Dile: A prometida

5 Capítulo 5 - Fogo gélido


Notas iniciais
Obrigada a todos que leem, um grande beijo e continuem lendo. ♥ Piadinhas sem graças da minha mãe 2: Dile (risos) sabe esse nome parece Dully (risos) Frase da mamãe: Dile toma Dolly com Dully* e vai para Deli* Dully: Uma cadela velha caindo aos pedaços da amiga da minha mãe. Deli: Nova Deli-Índia( cidade).

Capítulo 5 — Fogo gélido

‘’ Somente aqueles que nada esperam do acaso são donos do destino’’

Matthew Arnold

Capitulo 5 – Fogo gélido

Sai atordoada, ele não me amava mais porque me beijou? Tudo estava corroendo minha mente, entrei no meu quarto e desabei na minha cama, ele me beijou a primeira vez, foi uma mistura de sentimentos mantidos presos, como agora esta me ocorrendo essa mistura, felicidade e tristeza, eu era tão ruim assim para ele me beijar e me largar desse modo?

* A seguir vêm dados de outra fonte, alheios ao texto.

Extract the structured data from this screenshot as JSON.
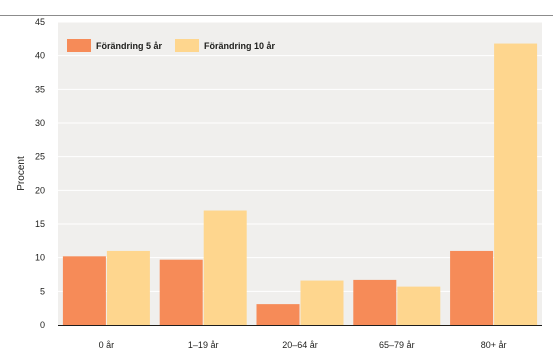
{
  "chart_data": {
    "type": "bar",
    "categories": [
      "0 år",
      "1–19 år",
      "20–64 år",
      "65–79 år",
      "80+ år"
    ],
    "series": [
      {
        "name": "Förändring 5 år",
        "color": "#f68b58",
        "values": [
          10.2,
          9.7,
          3.1,
          6.7,
          11.0
        ]
      },
      {
        "name": "Förändring 10 år",
        "color": "#fed68e",
        "values": [
          11.0,
          17.0,
          6.6,
          5.7,
          41.8
        ]
      }
    ],
    "title": "",
    "xlabel": "",
    "ylabel": "Procent",
    "ylim": [
      0,
      45
    ],
    "yticks": [
      0,
      5,
      10,
      15,
      20,
      25,
      30,
      35,
      40,
      45
    ],
    "grid": true,
    "legend": "top-left",
    "background_color": "#f0efed",
    "grid_color": "#ffffff"
  }
}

Não sabia responder só, me joguei na cama com as roupas de treinos que no final não foram usadas, e dormi com esses pensamentos me consumindo, me matando, me salvando.

–Leon... Vamos ao jardim das damas... – Disse Antony para Leonard, estavam na sala de treinamento, Leonard o pressionava na parede, o agarrando e com o desejo a flor da pele, que dava arrepios quentes em Antony, o imortal parecia um anjo ou uma pintura, era celestial.

Ele andava e Leonard o abraçava por trás, sorrindo e sussurrando no ouvido do menor, atravessaram a enorme sala e foram pela porta que ficava no fundo e bem escondida por trás de uma cortina de veludo pesado marfim, atravessaram e chegaram ao jardim das damas, era onde Aron havia levado Dile para jantar, mas desta vez não estava com uma mesa e sim um enorme jardim que parecia um tabuleiro de damas, revestido com moveis de ar livre, e uma no havia um divã vermelho revestido de rosas.

–Hum... Você fez isso para gente anjo?-Sussurrou Leonard ao pé do ouvido de Antony que sorriu e disse baixinho quase inaudível.

–Drene meu sangue, até eu achar que sou humano, Mon amour... -Descartando a pergunta de Leonard, Antony se virou seus cabelos lisos e louros jogados para trás e seus olhos azuis estralando de desejo e os olhos carvão de Leonard brilhavam como fogo negro, ele pegou o menor no colo e se sentou sobre o divã, se beijaram com ternura e desejo voraz, um beijo quente, Antony agarrava os cabelos longos e negros de Leo e sua mão caminhava livre pelo corpo do mesmo, então Leonard mordeu os lábios de Antony que sorriu, seus lábios jorravam sangue que o outro bebia e apoiava uma das mãos na nuca do loiro e uma no cós da calça, e se agarrava cada vez mais em seu amado.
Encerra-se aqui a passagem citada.